Oh, okay. But I thought Westerns weren’t popular anymore?
“It isn’t a Western. It takes place in modern times.”
Alright, I decided to give it a go.
The premise is that a naked woman is discovered in Times Square, suffering from amnesia and covered in tattoos.
The tattoos hold clues to serious crimes and conspiracies, so the FBI race to decipher the tats in order to prevent such things as terrorist attacks and the like.
Okay, fine. Interesting premise. Shows promise, I’d say.
The problem I had right out of the gate is how an extremely small team of three FBI agents are dispatched to investigate clues that are gleaned from the ink, and they let the amnesiac woman tag long!

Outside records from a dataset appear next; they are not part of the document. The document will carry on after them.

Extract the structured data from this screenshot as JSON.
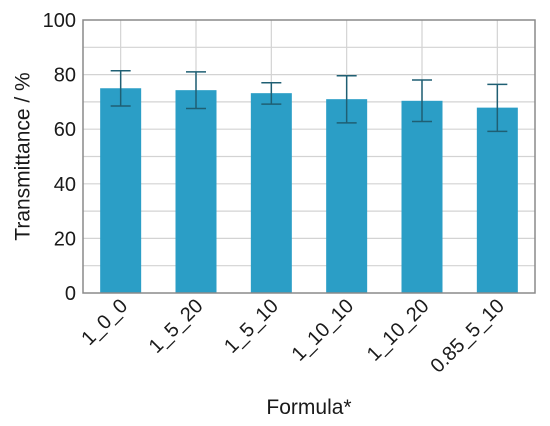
{
  "chart_data": {
    "type": "bar",
    "title": "",
    "xlabel": "Formula*",
    "ylabel": "Transmittance / %",
    "categories": [
      "1_0_0",
      "1_5_20",
      "1_5_10",
      "1_10_10",
      "1_10_20",
      "0.85_5_10"
    ],
    "values": [
      75.0,
      74.3,
      73.2,
      71.0,
      70.4,
      67.9
    ],
    "error_upper": [
      81.4,
      81.0,
      77.0,
      79.6,
      78.0,
      76.4
    ],
    "error_lower": [
      68.5,
      67.6,
      69.2,
      62.3,
      62.8,
      59.2
    ],
    "ylim": [
      0,
      100
    ],
    "yticks": [
      0,
      20,
      40,
      60,
      80,
      100
    ],
    "grid": true,
    "legend": "none",
    "colors": {
      "bar": "#2b9ec6",
      "error_bar": "#1f5f73",
      "grid": "#d3d3d3",
      "frame": "#8a8a8a",
      "text": "#1a1a1a"
    }
  }
}
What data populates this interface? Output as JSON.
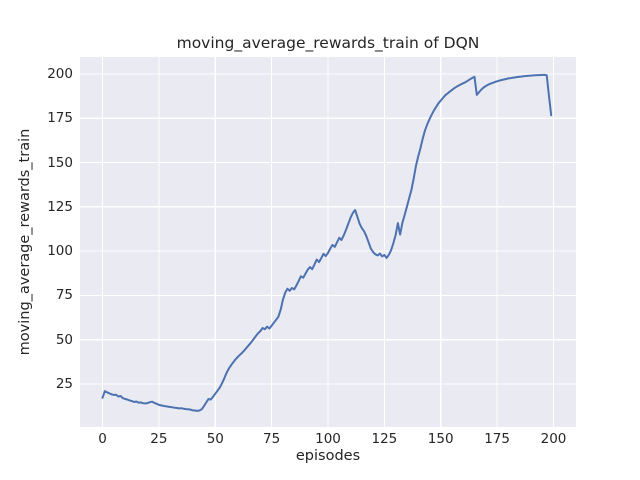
{
  "chart_data": {
    "type": "line",
    "title": "moving_average_rewards_train of DQN",
    "xlabel": "episodes",
    "ylabel": "moving_average_rewards_train",
    "xticks": [
      0,
      25,
      50,
      75,
      100,
      125,
      150,
      175,
      200
    ],
    "yticks": [
      25,
      50,
      75,
      100,
      125,
      150,
      175,
      200
    ],
    "xlim": [
      -10,
      210
    ],
    "ylim": [
      0.7,
      209.6
    ],
    "grid": true,
    "legend_position": "none",
    "style": {
      "axes_background": "#EAEAF2",
      "grid_color": "#FFFFFF",
      "line_color": "#4C72B0",
      "text_color": "#262626",
      "line_width": 2
    },
    "series": [
      {
        "name": "moving_average_rewards_train",
        "color": "#4C72B0",
        "x_start": 0,
        "x_step": 1,
        "values": [
          17.2,
          20.9,
          20.3,
          19.7,
          19.1,
          18.8,
          18.9,
          17.9,
          18.2,
          17.0,
          16.5,
          16.2,
          15.7,
          15.3,
          14.8,
          15.1,
          14.4,
          14.6,
          14.1,
          14.0,
          14.2,
          14.7,
          15.0,
          14.3,
          13.8,
          13.2,
          12.9,
          12.6,
          12.4,
          12.2,
          12.0,
          11.8,
          11.6,
          11.4,
          11.2,
          11.3,
          11.0,
          10.8,
          10.7,
          10.5,
          10.1,
          10.0,
          9.8,
          10.0,
          10.7,
          12.5,
          14.6,
          16.5,
          16.2,
          17.8,
          19.5,
          21.2,
          23.0,
          25.4,
          28.2,
          31.2,
          33.6,
          35.6,
          37.3,
          38.9,
          40.3,
          41.5,
          42.7,
          44.1,
          45.6,
          47.1,
          48.6,
          50.3,
          52.1,
          53.6,
          54.9,
          56.6,
          55.9,
          57.4,
          56.3,
          57.9,
          59.6,
          61.2,
          63.0,
          67.0,
          72.5,
          76.5,
          78.8,
          77.6,
          79.2,
          78.4,
          80.6,
          83.2,
          85.8,
          85.0,
          87.3,
          89.5,
          91.0,
          89.8,
          92.5,
          95.2,
          93.8,
          96.0,
          98.5,
          97.2,
          99.0,
          101.5,
          103.5,
          102.4,
          105.0,
          107.5,
          106.3,
          109.0,
          112.0,
          115.5,
          118.8,
          121.5,
          123.2,
          119.5,
          115.5,
          113.0,
          111.2,
          108.5,
          105.0,
          101.5,
          99.5,
          98.2,
          97.6,
          98.6,
          97.0,
          97.8,
          96.2,
          98.0,
          100.5,
          104.6,
          109.0,
          115.8,
          109.3,
          116.0,
          120.5,
          125.0,
          130.0,
          134.5,
          141.0,
          148.0,
          153.5,
          158.0,
          163.5,
          168.0,
          171.5,
          174.5,
          177.0,
          179.5,
          181.5,
          183.5,
          185.0,
          186.5,
          188.0,
          189.0,
          190.0,
          191.0,
          192.0,
          192.8,
          193.5,
          194.2,
          194.8,
          195.4,
          196.2,
          197.0,
          197.8,
          198.4,
          188.2,
          189.8,
          191.2,
          192.4,
          193.2,
          193.9,
          194.5,
          195.0,
          195.5,
          195.9,
          196.3,
          196.6,
          196.9,
          197.2,
          197.5,
          197.7,
          197.9,
          198.1,
          198.3,
          198.5,
          198.6,
          198.8,
          198.9,
          199.0,
          199.1,
          199.2,
          199.3,
          199.4,
          199.4,
          199.5,
          199.5,
          199.3,
          188.0,
          176.7
        ]
      }
    ]
  }
}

Hell’s bells, people! Her skin is covered in clues about crimes and conspiracies! Doesn’t it occur to anyone that she most likely is complicit? And, when they discover that she has had extensive weapon and military training, no one seems to think that is a bad thing!
Okay okay. Let me just take a look at Episode One an see what they do with it.
The FBI guys find a line of Chinese script in the tattoos. It is an address of an apartment in New York’s Chinatown, and the FBI team leave the tattooed girl in the hall while they illegally search the private residence for clues. While waiting for the so-called “professionals”, little Miss I-Don’t-Remember wanders off and gets in a nasty hand-to-hand brawl with the wife beating building super and his brother.
She saw the beaten wife, and so jumps on the husband and engages in a claustrophobic fight in the narrow confines of a New York apartment building!
So the FBI guy screwed up. They left their prize source of information alone in public. They won’t make that mistake again, right?
Episode Two saw the FBI mooks go to yet another apartment, this time to interview a suspect. They leave the amnesiac woman at the end of the hall while they pound on a door. The suspect spots the tattooed woman and tries to make a run for it, so she jumps on him and engages in a claustrophobic fight in the narrow confines of a New York apartment building!
Hey, wait minute! I just saw that in the previous episode!
There were other problems with the story. The bad guy is confronted by the FBI hero at a distance of about 50 feet. The FBI guy has a handgun, while the villain is armed with a full auto variant of the M16.
Lots of spray-and-pray from the bad guy, but he never manages to hit Mr. FBI even once. Maybe he should have spent more time practicing at the range.
It is painfully obvious that trouble erupts every time the three FBI agents leave the tattooed girl alone during an investigation. So they should park her at headquarters, or get a few other agents to tag along and keep her company. If they don’t have the manpower, they could ask the local police to provide a few plainclothes cops for babysitting duty. I bet they would jump at the chance for bragging rights alone. (“Hey, guys! I am working with the FBI and hanging out with a hot chick covered in tattoos! Nyah, nyah, nyah!“)
I start Episode Three, and it takes about 15 minutes for the FBI team to leave the tattooed girl alone again! This time it is a strip mall instead of the inside of an apartment building, which probably had the writers patting themselves on the back about how much they were thinking outside the box. The girl waits until all the FBI agents are out of sight, and then walks into the nearest store to find (gasp!) the suspect they are searching for! She chases him out the back door to a narrow alley filled with dumpsters, and then ….
Ah, screw it. I’ve had enough of this shit. Time to turn off the TV and see if there is anything interesting on the blogs.